Quinoa (pronounced keenwa) is a grain crop grown primarily for its edible seeds.  It is a pseudocereal as true cereals are part of the grass family. It is high in protein and fiber and has a unique nutty flavour. 

If you haven't already discovered pasta made from quinoa, you are in for a treat. Although it is best eaten unprocessed, quinoa in pasta form is versatile and makes a great substitute for traditional wheat pasta, since wheat in any form is something to be avoided.

With this in mind, I hope you enjoy this recipe for quinoa noodles with spinach and tomatoes as much as I did.

Quinoa noodles with spinach and tomatoes

Ingredients

Makes 2 servings

·         1 227g package gluten-free quinoa pasta
·         1 red onion, chopped
·         2 tablespoons olive oil
·         2 10- to 12-ounce containers grape tomatoes or cherry tomatoes
·         3 garlic cloves, pressed
·         2 5- to 6-ounce packages baby spinach
·         ¼ up Feta or goat cheese
·         3 teaspoons chopped fresh marjoram, divided
·         1/4 teaspoon dried crushed red pepper
·         Additional finely grated Parmesan cheese

Preparation

·         Cook pasta in large pot of boiling salted water until just tender but still firm to bite, stirring occasionally. Drain, reserving 1/2 cup pasta cooking liquid. Return cooked pasta to same pot.

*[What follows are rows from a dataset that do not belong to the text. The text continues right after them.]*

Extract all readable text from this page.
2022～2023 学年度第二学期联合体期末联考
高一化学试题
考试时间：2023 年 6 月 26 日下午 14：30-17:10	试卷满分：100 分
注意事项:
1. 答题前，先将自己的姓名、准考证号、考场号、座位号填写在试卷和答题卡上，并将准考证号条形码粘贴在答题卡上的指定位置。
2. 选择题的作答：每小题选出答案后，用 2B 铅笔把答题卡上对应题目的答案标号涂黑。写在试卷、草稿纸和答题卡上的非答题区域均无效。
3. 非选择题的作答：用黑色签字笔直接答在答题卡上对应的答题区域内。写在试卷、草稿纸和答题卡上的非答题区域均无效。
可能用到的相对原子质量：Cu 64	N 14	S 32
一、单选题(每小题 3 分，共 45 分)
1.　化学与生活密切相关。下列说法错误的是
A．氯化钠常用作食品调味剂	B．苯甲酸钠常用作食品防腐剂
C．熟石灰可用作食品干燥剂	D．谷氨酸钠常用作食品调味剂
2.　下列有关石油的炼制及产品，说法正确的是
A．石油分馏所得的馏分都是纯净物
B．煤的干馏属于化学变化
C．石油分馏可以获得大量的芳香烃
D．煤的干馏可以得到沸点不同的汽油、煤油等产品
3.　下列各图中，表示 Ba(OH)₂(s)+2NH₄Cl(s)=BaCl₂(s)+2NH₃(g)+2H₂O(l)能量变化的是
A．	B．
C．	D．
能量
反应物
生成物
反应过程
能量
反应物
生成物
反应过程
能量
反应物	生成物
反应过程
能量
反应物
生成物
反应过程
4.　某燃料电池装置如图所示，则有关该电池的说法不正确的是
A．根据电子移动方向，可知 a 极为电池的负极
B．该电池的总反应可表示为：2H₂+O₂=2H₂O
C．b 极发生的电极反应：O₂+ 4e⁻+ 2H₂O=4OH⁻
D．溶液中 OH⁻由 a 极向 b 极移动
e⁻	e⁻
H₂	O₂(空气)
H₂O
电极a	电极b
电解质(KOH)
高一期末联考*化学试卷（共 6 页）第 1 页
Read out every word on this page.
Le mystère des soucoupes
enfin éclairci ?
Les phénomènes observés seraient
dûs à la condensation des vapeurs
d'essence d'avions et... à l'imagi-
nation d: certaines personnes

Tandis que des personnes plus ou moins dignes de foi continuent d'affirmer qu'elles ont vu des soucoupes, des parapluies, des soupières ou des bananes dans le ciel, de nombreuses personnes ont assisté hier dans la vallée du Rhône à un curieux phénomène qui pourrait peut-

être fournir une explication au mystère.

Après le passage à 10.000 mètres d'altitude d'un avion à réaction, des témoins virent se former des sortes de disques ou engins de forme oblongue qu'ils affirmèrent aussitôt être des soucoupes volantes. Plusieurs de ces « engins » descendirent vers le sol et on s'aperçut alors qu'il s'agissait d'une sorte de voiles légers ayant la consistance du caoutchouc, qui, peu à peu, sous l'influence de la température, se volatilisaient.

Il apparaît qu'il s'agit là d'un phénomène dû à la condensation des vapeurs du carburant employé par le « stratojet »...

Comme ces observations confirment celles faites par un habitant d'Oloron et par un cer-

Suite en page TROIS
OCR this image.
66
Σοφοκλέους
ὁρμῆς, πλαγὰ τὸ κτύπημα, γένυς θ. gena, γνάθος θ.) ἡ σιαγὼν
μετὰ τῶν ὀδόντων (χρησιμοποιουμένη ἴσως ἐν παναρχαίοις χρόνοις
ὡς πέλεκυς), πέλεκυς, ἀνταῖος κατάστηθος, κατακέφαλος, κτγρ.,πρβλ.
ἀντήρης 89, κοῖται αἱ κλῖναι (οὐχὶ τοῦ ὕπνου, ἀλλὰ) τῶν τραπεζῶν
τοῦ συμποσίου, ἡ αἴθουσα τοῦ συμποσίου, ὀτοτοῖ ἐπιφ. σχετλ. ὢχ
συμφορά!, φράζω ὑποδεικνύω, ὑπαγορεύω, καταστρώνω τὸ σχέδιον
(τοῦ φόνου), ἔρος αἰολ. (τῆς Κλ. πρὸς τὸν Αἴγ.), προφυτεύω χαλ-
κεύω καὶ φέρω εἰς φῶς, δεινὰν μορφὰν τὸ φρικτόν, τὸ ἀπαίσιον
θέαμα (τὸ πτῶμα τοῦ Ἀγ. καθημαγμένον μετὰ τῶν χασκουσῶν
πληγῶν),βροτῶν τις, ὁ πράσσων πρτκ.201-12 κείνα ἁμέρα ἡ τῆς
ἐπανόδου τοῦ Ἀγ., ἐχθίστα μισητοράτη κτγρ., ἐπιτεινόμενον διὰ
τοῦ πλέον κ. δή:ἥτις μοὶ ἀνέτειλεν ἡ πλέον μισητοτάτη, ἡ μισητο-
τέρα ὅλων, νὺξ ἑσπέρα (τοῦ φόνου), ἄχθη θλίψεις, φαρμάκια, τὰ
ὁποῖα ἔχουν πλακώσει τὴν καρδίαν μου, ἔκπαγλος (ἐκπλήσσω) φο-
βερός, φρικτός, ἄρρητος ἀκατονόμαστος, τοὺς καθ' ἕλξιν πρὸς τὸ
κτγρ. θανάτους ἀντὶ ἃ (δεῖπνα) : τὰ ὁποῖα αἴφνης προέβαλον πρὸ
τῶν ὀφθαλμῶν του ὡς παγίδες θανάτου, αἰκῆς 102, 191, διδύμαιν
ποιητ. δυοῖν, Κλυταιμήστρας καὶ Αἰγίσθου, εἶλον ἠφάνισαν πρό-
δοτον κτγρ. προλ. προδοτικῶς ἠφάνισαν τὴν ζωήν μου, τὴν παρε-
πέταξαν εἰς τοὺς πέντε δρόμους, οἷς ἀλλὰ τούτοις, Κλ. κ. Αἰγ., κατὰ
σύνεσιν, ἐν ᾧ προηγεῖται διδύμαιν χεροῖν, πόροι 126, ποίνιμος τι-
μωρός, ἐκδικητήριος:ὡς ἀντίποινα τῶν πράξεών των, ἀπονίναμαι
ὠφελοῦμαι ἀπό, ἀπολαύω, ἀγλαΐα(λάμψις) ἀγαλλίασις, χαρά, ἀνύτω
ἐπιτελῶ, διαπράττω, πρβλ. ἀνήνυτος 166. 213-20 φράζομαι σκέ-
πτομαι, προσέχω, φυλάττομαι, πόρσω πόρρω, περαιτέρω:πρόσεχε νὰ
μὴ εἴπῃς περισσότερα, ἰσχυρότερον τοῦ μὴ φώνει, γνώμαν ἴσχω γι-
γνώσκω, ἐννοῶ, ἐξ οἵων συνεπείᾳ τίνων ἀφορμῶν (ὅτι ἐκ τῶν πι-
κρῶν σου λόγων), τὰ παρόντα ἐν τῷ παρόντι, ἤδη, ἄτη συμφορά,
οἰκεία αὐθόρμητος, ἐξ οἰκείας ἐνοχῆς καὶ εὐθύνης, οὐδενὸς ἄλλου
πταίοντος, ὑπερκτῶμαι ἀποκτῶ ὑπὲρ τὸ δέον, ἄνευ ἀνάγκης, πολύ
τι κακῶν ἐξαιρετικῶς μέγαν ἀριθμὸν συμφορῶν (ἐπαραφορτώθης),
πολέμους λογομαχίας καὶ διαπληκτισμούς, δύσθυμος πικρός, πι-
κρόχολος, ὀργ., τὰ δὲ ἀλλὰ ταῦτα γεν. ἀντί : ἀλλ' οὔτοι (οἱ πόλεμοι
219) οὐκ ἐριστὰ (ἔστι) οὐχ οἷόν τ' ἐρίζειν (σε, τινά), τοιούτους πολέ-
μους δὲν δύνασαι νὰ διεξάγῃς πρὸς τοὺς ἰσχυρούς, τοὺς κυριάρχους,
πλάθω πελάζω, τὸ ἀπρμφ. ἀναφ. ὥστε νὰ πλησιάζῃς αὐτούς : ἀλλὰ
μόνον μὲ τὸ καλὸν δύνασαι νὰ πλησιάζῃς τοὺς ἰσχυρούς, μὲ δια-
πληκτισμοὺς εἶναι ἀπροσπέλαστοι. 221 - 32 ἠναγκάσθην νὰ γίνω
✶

·         Meanwhile, heat oil in heavy large skillet over medium-high heat. Cook onions until soft. Add tomatoes; sprinkle with salt and freshly ground black pepper and sauté for 3 to 4 minutes. Add garlic; stir 30 seconds.

·         Add 1/4 cup reserved pasta cooking liquid to skillet and stir, scraping up browned bits. Add tomato mixture with juices, spinach, 2 teaspoons marjoram, and crushed red pepper to pasta in pot; toss over low heat just until spinach begins to wilt, adding more pasta cooking liquid by tablespoonfuls if dry, about 2 minutes. Season to taste with salt and pepper. Transfer to large bowl; add cheese and remaining 1 teaspoon marjoram. 

For a quicker meal, cook some organic quinoa macaroni. Add your favourite sauce, some olive oil and seasonings and enjoy.